While composing our latest masterpieces, we maestros of the written word might need a little sumpin-sumpin to keep us going. Here are some foolproof tips to keep your fingers on the keys and your eyes on the horizon:
Yes you are, Spivy! You work long hours for nonexistent pay! You’re the butt of all jokes in your non-writing social circle! You told Gramma about your budding “career,” and the old bat laughed so hard she nearly choked on her prunes!
You’re a writer. Own it. Feel it. Smile in the face of opposition, and then write your magnum opus ~ proving once and for all to every last one of your doubters that YOU’RE the king of the sandbox, baby, and all others should bow in awe before you!
Don’t listen to people; especially well meaning ones who only have your best interests in mind. What do those ass-clowns know anyway? The secret to success is do. Go after what you want. Go after it at full effing force! You can’t win the lottery if you don’t play…and the odds of becoming a writer have got to be better than that!
IMMA MAKE MONEY!
No, you’re not, but you can pretend you will.
I know what some writing gurus are gonna say: Don’t do it for the money, do it for the art! I say: is it really that hard to do it for both?
For sure, you’re not gonna get paid. Not right away. But you can take comfort in the rumor that some writers have maybe, possibly, gotten a bit of monetary compensation for the nonsense they’ve poked out of a keyboard ~ very handsome compensation, at that.
If you want to make a career out of something (ANYTHING!), it helps to picture yourself already at the finish line. Gives you the strength to slog through another bout of writer’s block, or punch out one…more…chapter. Imagine yourself as some lucky dog bathing in the greenbucks after writing the BEST GODDAMN STORY EVA! Then sit your ass down and write it.
Which brings me to…
IMMA MEET OPRAH WINFREY!
With fortune comes fame.
While imagining yourself competing with JK Rowling as the filthy-richest so-so to ever pen a word, you might as well play out a few imaginary interviews too. Sit down with Oprah. Speak to an auditorium of aspiring writers. Write the Forward to your republished story for its 25th anniversary, detailing what a journey it’s been and how shocked you are and how far you’ve come since being that hopeful little writer penning silly little tales so many moons ago.

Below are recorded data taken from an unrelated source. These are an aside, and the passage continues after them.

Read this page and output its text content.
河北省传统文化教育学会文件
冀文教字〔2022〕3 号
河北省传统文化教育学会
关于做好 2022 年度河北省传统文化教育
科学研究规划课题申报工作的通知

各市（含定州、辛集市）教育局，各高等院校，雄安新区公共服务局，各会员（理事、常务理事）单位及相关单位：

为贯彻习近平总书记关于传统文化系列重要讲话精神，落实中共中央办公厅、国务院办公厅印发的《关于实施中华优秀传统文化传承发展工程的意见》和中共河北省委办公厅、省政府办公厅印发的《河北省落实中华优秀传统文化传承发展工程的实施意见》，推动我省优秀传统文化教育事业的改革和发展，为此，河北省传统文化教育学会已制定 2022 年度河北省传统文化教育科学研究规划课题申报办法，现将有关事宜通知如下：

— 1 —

This may sound like egotistical bool-sheet, and maybe it is egotistical bool-sheet. But, for me, it helped lay a few things straight. Like, what I wanted my novels to accomplish. And what exactly I wanted my stories to say. It’s another way of seeing yourself at the finish line. Have Oprah ask meaningful questions about your story, and give her meaningful answers back. Then, examine what you say. Paint a big picture with which to guide your creative process in the here-and-now. Figure out where it is you wanna go, so you can plan out how to get there.
IMMA GO THE DISTANCE!
And we will root for you in the same way spectators might root for their favorite mixed martial arts fighter: with a bit of wariness. As the fighter goes down, the spectators secretly thank the Lord that they’re not the ones getting punched in the face repeatedly. At least they have normal jobs doing normal things. As the fighter gets up on wobbly legs, the spectators think, There but for the grace of God go I.
Until the fighter stands up…
…and delivers the fatal blow that fells his opponent (and the rest of the world) in one glorious punch.
It may not be the cleanest job in the world, and it may not be the brightest, but it’s the job you chose to propel you to the stars. Remember this, fellow word pilgrim, and walk your path with pride.